If/when the disaster resolves your source cluster, that lagged data will still
be there. So, you are free to consume it / handle it as fits with your use case.
For example, if the Source was up to offset 105, but the Destination was only up
to offset 100, then the source data from offsets 101-105 will not be present on
the Destination. The Destination will get new, fresh data from the producers
that will go into its offsets 101-105. When the disaster resolves, the Source
will still have its data from offsets 101-105 available to consume manually.
Lagged consumer offsets may result in duplicate reads
There may be lagged consumer offsets that did not make it to the destination
before the disaster occurred. If this is the case, then when you move your
consumers to the destination, they may read duplicate data.
For example, if at the time that you stop your mirroring:
- Consumer A had read up to offset 100 on the Source
- Cluster Linking had mirrored the data through offset 100 to the Destination
- Cluster Linking had last mirrored consumer offsets that showed Consumer A was only at offset 95
Then when you move Consumer A to the Destination, it may read offsets 96-100 again, resulting in duplicate reads.
Stopping a mirrored topic clamps consumer offsets
The stop command “clamps” consumer offsets.

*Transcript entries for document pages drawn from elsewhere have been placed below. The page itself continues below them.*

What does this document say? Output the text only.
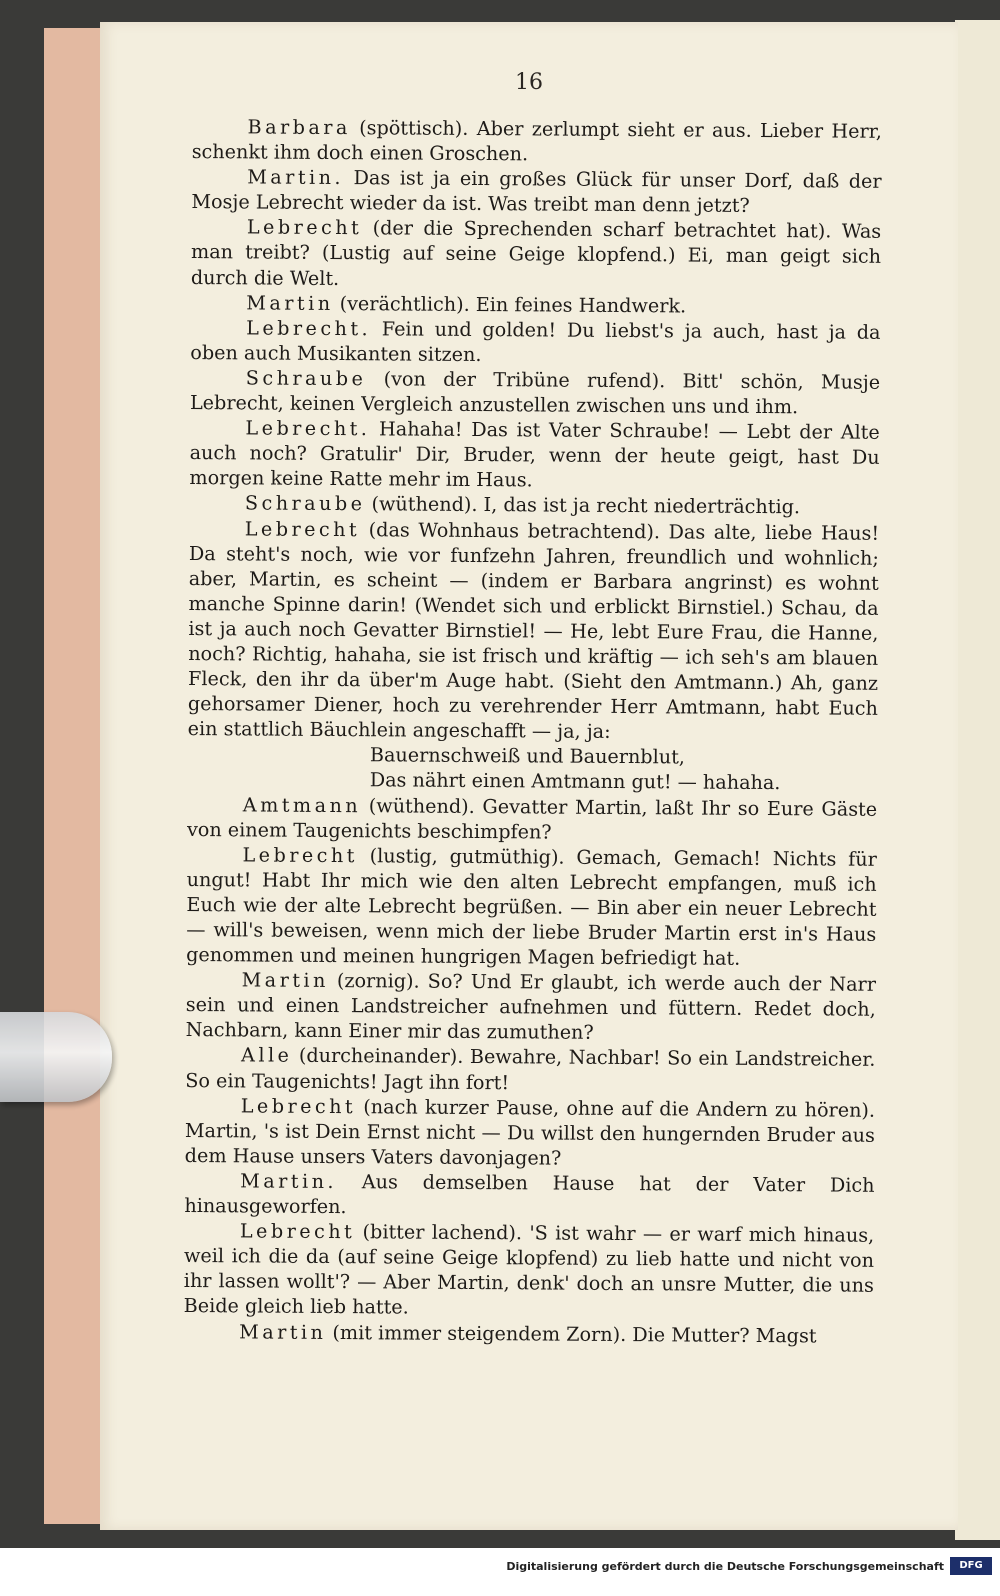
16

Barbara (spöttisch). Aber zerlumpt sieht er aus. Lieber Herr, schenkt ihm doch einen Groschen.

Martin. Das ist ja ein großes Glück für unser Dorf, daß der Mosje Lebrecht wieder da ist. Was treibt man denn jetzt?

Lebrecht (der die Sprechenden scharf betrachtet hat). Was man treibt? (Lustig auf seine Geige klopfend.) Ei, man geigt sich durch die Welt.

Martin (verächtlich). Ein feines Handwerk.

Lebrecht. Fein und golden! Du liebst's ja auch, hast ja da oben auch Musikanten sitzen.

Schraube (von der Tribüne rufend). Bitt' schön, Musje Lebrecht, keinen Vergleich anzustellen zwischen uns und ihm.

Lebrecht. Hahaha! Das ist Vater Schraube! — Lebt der Alte auch noch? Gratulir' Dir, Bruder, wenn der heute geigt, hast Du morgen keine Ratte mehr im Haus.

Schraube (wüthend). I, das ist ja recht niederträchtig.

Lebrecht (das Wohnhaus betrachtend). Das alte, liebe Haus! Da steht's noch, wie vor funfzehn Jahren, freundlich und wohnlich; aber, Martin, es scheint — (indem er Barbara angrinst) es wohnt manche Spinne darin! (Wendet sich und erblickt Birnstiel.) Schau, da ist ja auch noch Gevatter Birnstiel! — He, lebt Eure Frau, die Hanne, noch? Richtig, hahaha, sie ist frisch und kräftig — ich seh's am blauen Fleck, den ihr da über'm Auge habt. (Sieht den Amtmann.) Ah, ganz gehorsamer Diener, hoch zu verehrender Herr Amtmann, habt Euch ein stattlich Bäuchlein angeschafft — ja, ja:

Bauernschweiß und Bauernblut,

Das nährt einen Amtmann gut! — hahaha.

Amtmann (wüthend). Gevatter Martin, laßt Ihr so Eure Gäste von einem Taugenichts beschimpfen?

Lebrecht (lustig, gutmüthig). Gemach, Gemach! Nichts für ungut! Habt Ihr mich wie den alten Lebrecht empfangen, muß ich Euch wie der alte Lebrecht begrüßen. — Bin aber ein neuer Lebrecht — will's beweisen, wenn mich der liebe Bruder Martin erst in's Haus genommen und meinen hungrigen Magen befriedigt hat.

Martin (zornig). So? Und Er glaubt, ich werde auch der Narr sein und einen Landstreicher aufnehmen und füttern. Redet doch, Nachbarn, kann Einer mir das zumuthen?

Alle (durcheinander). Bewahre, Nachbar! So ein Landstreicher. So ein Taugenichts! Jagt ihn fort!

Lebrecht (nach kurzer Pause, ohne auf die Andern zu hören). Martin, 's ist Dein Ernst nicht — Du willst den hungernden Bruder aus dem Hause unsers Vaters davonjagen?

Martin. Aus demselben Hause hat der Vater Dich hinausgeworfen.

Lebrecht (bitter lachend). 'S ist wahr — er warf mich hinaus, weil ich die da (auf seine Geige klopfend) zu lieb hatte und nicht von ihr lassen wollt'? — Aber Martin, denk' doch an unsre Mutter, die uns Beide gleich lieb hatte.

Martin (mit immer steigendem Zorn). Die Mutter? Magst

Digitalisierung gefördert durch die Deutsche Forschungsgemeinschaft	DFG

This means that, when you run topic mirror stop
, if:
- Consumer A was on source offset 105 – and that was successfully mirrored to the Destination, and
- the data on the Destination was lagging and was only up to offset 100 (so it did not have offsets 101-105)
then when you call stop
, Consumer A’s offset on the Destination will be
“clamped” down to offset 100, since that is the highest available offset on the
Destination.
Note that this will cause Consumer A to “re-consume” offsets 101-105. If your
producers send new, fresh data to the Destination, then Consumer A will not read
duplicate data. (However, if you had custom-coded your producers to re-send
offsets 101-105 with the same data, then your consumers could read the same data
twice. This is a rare case, and is likely not how you have designed your
system.)
Use consumer.offset.sync.ms
Keep in mind that you can configure consumer.offset.sync.ms
to suit your
needs (default is 30 seconds). A more frequent sync might give you a better
failover point for your consumer offsets, at the cost of bandwidth and
throughput during normal operation.
Migrate a consumer group
To migrate a consumer group called <consumer-group-name>
from one cluster to another, stop the consumers
and update the cluster link to stop mirroring the consumer offsets:
ccloud kafka link update <link-name> --cluster <src-cluster-id> --config \
consumer.offset.group.filters="consumer.offset.group.filters={\"groupFilters\": \
[{\"name\": \"*\",\"patternType\": \"LITERAL\",\"filterType\": \"INCLUDE\"},\
{\"name\":\"<consumer-group-name>\",\"patternType\":\"LITERAL\",\"filterType\":\"EXCLUDE\"}]}"
Then, point your consumers at the destination, and they will restart at the offsets where they left off.